In four decisions given on 13 September 2023, the French Supreme Court has created a big stir in the French HR world.
Through an extensive interpretation of article 7 of EU directive 2003/88/CE of 4 November 2003, which provides that any employee should benefit from a global paid annual leave of at least four weeks, combined with article 31 of the Charter of the Fundamental rights of the EU (“any employee is entitled to paid annual leave”), the French Supreme Court has confirmed that:
- Employees on non-occupational sick leave can also accrue PTO (paid time off).
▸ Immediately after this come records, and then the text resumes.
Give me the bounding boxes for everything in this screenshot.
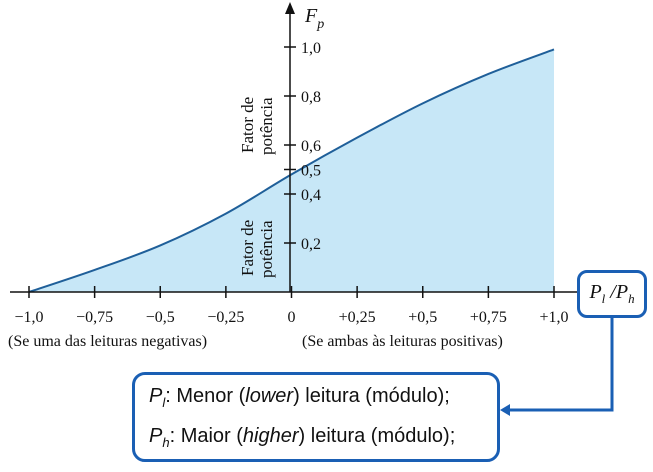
x-tick-label: +1,0: [539, 309, 568, 326]
x-tick-label: 0: [288, 309, 296, 326]
note-positive: (Se ambas às leituras positivas): [302, 333, 503, 350]
legend-box: Pl: Menor (lower) leitura (módulo); Ph: …: [132, 372, 500, 462]
note-negative: (Se uma das leituras negativas): [8, 333, 207, 350]
x-tick-label: −0,25: [207, 309, 244, 326]
y-tick-label: 0,8: [301, 89, 321, 106]
rotated-label-lower-line1: Fator de: [238, 220, 257, 276]
connector-line: [510, 318, 614, 412]
x-axis-title: Pl /Ph: [589, 281, 635, 306]
rotated-label-lower-line2: potência: [257, 220, 276, 278]
y-axis-arrow: [285, 2, 295, 14]
x-tick-label: −0,5: [146, 309, 175, 326]
y-axis-title: Fp: [304, 5, 324, 32]
x-tick-label: −0,75: [76, 309, 113, 326]
y-tick-label: 0,2: [301, 236, 321, 253]
rotated-label-upper-line1: Fator de: [238, 97, 257, 153]
y-tick-label: 0,4: [301, 187, 321, 204]
legend-line-lower: Pl: Menor (lower) leitura (módulo);: [149, 385, 450, 410]
y-tick-label: 1,0: [301, 40, 321, 57]
x-tick-label: +0,75: [470, 309, 507, 326]
area-fill: [29, 49, 554, 293]
legend-line-higher: Ph: Maior (higher) leitura (módulo);: [149, 425, 456, 450]
connector-arrow: [500, 404, 510, 416]
x-tick-label: +0,25: [339, 309, 376, 326]
y-tick-label: 0,6: [301, 138, 321, 155]
x-axis-title-box: Pl /Ph: [577, 270, 647, 318]
y-tick-label: 0,5: [301, 163, 321, 180]
x-tick-label: +0,5: [408, 309, 437, 326]
rotated-label-upper-line2: potência: [257, 97, 276, 155]
x-tick-label: −1,0: [14, 309, 43, 326]
curve-line: [28, 48, 555, 293]
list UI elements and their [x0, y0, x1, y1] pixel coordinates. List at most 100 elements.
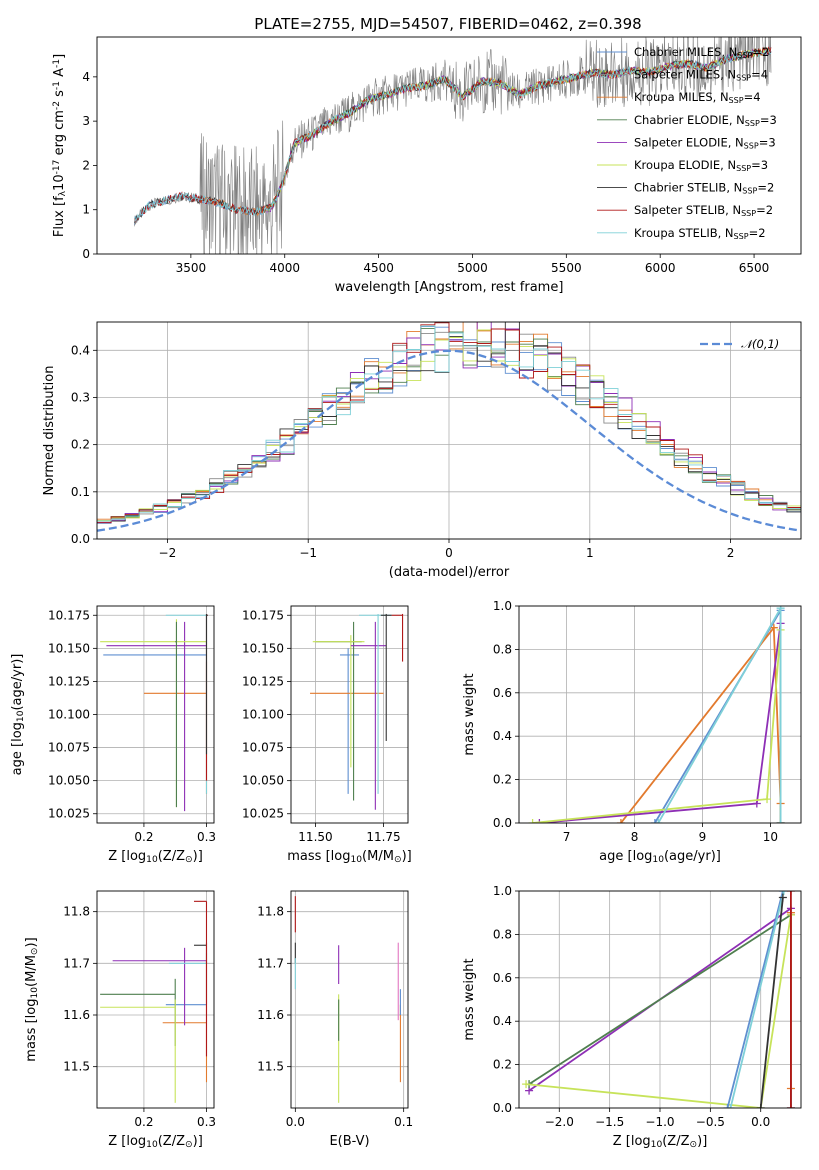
y-tick-label: 1.0: [493, 599, 512, 613]
gaussian-reference-curve: [97, 349, 801, 532]
y-tick-label: 11.7: [257, 956, 284, 970]
plot-area: [294, 896, 401, 1103]
massweight-marker: [535, 819, 544, 823]
massweight-marker: [522, 1080, 531, 1089]
x-tick-label: 1: [586, 546, 594, 560]
age-vs-Z-panel: 0.2 0.3 10.025 10.050 10.075 10.100 10.125 10.1…: [10, 605, 216, 865]
y-tick-label: 10.025: [48, 807, 90, 821]
plot-area: [528, 606, 785, 823]
y-tick-label: 0.3: [71, 390, 90, 404]
x-tick-label: 0.2: [134, 1115, 153, 1129]
y-tick-label: 2: [82, 158, 90, 172]
y-tick-label: 0.2: [493, 1058, 512, 1072]
data-spectrum-line: [134, 37, 772, 254]
legend-label: Chabrier ELODIE, NSSP=3: [634, 113, 777, 128]
massweight-marker: [763, 795, 772, 804]
x-tick-label: 0.2: [134, 830, 153, 844]
massweight-marker: [779, 891, 788, 895]
legend-label: Kroupa ELODIE, NSSP=3: [634, 158, 768, 173]
mass-vs-Z-panel: 0.2 0.3 11.5 11.6 11.7 11.8 Z [log10(Z/Z⊙)] mas…: [24, 890, 216, 1150]
y-tick-label: 10.100: [48, 708, 90, 722]
age-vs-mass-panel: 11.50 11.75 10.025 10.050 10.075 10.100 10.125…: [242, 605, 412, 865]
massweight-marker: [756, 1104, 765, 1108]
axes-frame: [290, 605, 409, 824]
y-tick-label: 11.8: [257, 905, 284, 919]
x-tick-label: −0.5: [696, 1115, 725, 1129]
y-axis-label: age [log10(age/yr)]: [10, 654, 26, 776]
y-axis-label: mass weight: [462, 958, 477, 1040]
plot-area: [310, 613, 404, 810]
x-tick-label: 9: [699, 830, 707, 844]
massweight-line: [525, 914, 792, 1108]
massweight-marker: [528, 819, 537, 823]
x-tick-label: −2: [159, 546, 177, 560]
plot-area: [134, 37, 772, 254]
y-tick-label: 10.075: [48, 741, 90, 755]
axes-frame: [96, 605, 215, 824]
y-tick-label: 10.075: [242, 741, 284, 755]
y-tick-label: 0.8: [493, 642, 512, 656]
y-tick-label: 10.175: [242, 608, 284, 622]
massweight-marker: [723, 1104, 732, 1108]
y-tick-label: 11.5: [63, 1060, 90, 1074]
y-tick-label: 10.100: [242, 708, 284, 722]
y-tick-label: 0.8: [493, 927, 512, 941]
x-tick-label: 6000: [645, 261, 676, 275]
y-tick-label: 10.150: [242, 641, 284, 655]
residuals-panel: −2 −1 0 1 2 0.0 0.1 0.2 0.3 0.4 (data-model)/error…: [42, 321, 802, 580]
spectrum-legend: Chabrier MILES, NSSP=2 Salpeter MILES, NS…: [597, 45, 777, 241]
massweight-line: [532, 629, 782, 823]
y-tick-label: 10.175: [48, 608, 90, 622]
x-axis-label: mass [log10(M/M⊙)]: [287, 849, 411, 865]
massweight-marker: [726, 1104, 735, 1108]
x-tick-label: 11.75: [366, 830, 400, 844]
plot-area: [522, 891, 795, 1108]
legend-label: Salpeter ELODIE, NSSP=3: [634, 135, 776, 150]
x-tick-label: 5000: [457, 261, 488, 275]
axes-frame: [96, 890, 215, 1109]
y-tick-label: 11.7: [63, 956, 90, 970]
massweight-line: [726, 891, 784, 1108]
x-axis-label: wavelength [Angstrom, rest frame]: [335, 280, 564, 295]
massweight-line: [620, 625, 782, 823]
x-tick-label: 0.3: [197, 1115, 216, 1129]
x-tick-label: 0.3: [197, 830, 216, 844]
legend-label: Chabrier MILES, NSSP=2: [634, 45, 769, 60]
y-tick-label: 4: [82, 70, 90, 84]
y-axis-label: Flux [fλ10-17 erg cm-2 s-1 A-1]: [52, 54, 68, 237]
x-axis-label: Z [log10(Z/Z⊙)]: [108, 849, 203, 865]
x-axis-label: Z [log10(Z/Z⊙)]: [613, 1134, 708, 1150]
massweight-marker: [778, 893, 787, 902]
y-tick-label: 3: [82, 114, 90, 128]
massweight-marker: [786, 1104, 795, 1108]
x-tick-label: 11.50: [298, 830, 332, 844]
massweight-line: [657, 606, 782, 823]
massweight-marker: [616, 819, 625, 823]
y-tick-label: 10.150: [48, 641, 90, 655]
spectrum-panel: 3500 4000 4500 5000 5500 6000 6500 0 1 2 3 4 wavelen…: [52, 36, 802, 295]
y-tick-label: 10.050: [48, 774, 90, 788]
massweight-marker: [769, 623, 778, 632]
x-tick-label: 4500: [363, 261, 394, 275]
plot-area: [100, 613, 208, 812]
legend-label: Kroupa STELIB, NSSP=2: [634, 226, 766, 241]
massweight-marker: [650, 819, 659, 823]
x-tick-label: 6500: [739, 261, 770, 275]
legend-label: Kroupa MILES, NSSP=4: [634, 90, 761, 105]
axes-frame: [290, 890, 409, 1109]
y-tick-label: 0.4: [71, 343, 90, 357]
x-axis-label: age [log10(age/yr)]: [599, 849, 721, 865]
histogram-salpeter-stelib: [97, 322, 801, 524]
y-tick-label: 1.0: [493, 884, 512, 898]
axes-frame: [96, 321, 802, 540]
plot-area: [100, 900, 208, 1103]
y-tick-label: 0.0: [71, 532, 90, 546]
x-tick-label: −2.0: [545, 1115, 574, 1129]
massweight-vs-Z-panel: −2.0 −1.5 −1.0 −0.5 0.0 0.0 0.2 0.4 0.6 0.8 1.0 Z […: [462, 884, 802, 1150]
legend-label: Salpeter MILES, NSSP=4: [634, 68, 768, 83]
x-tick-label: 10: [763, 830, 778, 844]
figure-title: PLATE=2755, MJD=54507, FIBERID=0462, z=0…: [254, 15, 641, 33]
x-tick-label: 3500: [176, 261, 207, 275]
y-tick-label: 0.0: [493, 1101, 512, 1115]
Traditionally, France considered that paid leave was compensation for periods of effective work and only leave that is treated as effective work (such as paternity, maternity leave or leave consecutive to an occupational accident or sickness) could enable the employee to accrue paid leave (Cass. soc. 13-9-2023 n° 22-17.340 et 22-17.342 Sté Transdev);
- Employees off work due to an occupational illness or accident continue to earn paid leave after an uninterrupted period of one year (Cass. soc. 13-9-2023 n° 22-17.638, Sté Transports Daniel Meyer);
- Paid leave earned prior to parental leave is carried over after the date of return to work (only for situations prior to 11 March 2023) (Cass. soc. 13-9-2023 n° n° 22-14.043, CGR); and
- The statute of limitation for the right to paid leave (normally three years) can only start running once and only if the employer has taken all necessary measures to enable the employee to effectively exercise their right to paid leave. In practice, this means that employees could bring claims for back payment of paid leave for more than three years (Cass. Soc., 13 sept. 2023, FP-B+R, n° 22-11.106).
HR should therefore be prepared to face new claims on PTO back-payment for their employees (past and current) that were on ordinary sick leave during the employment relationship.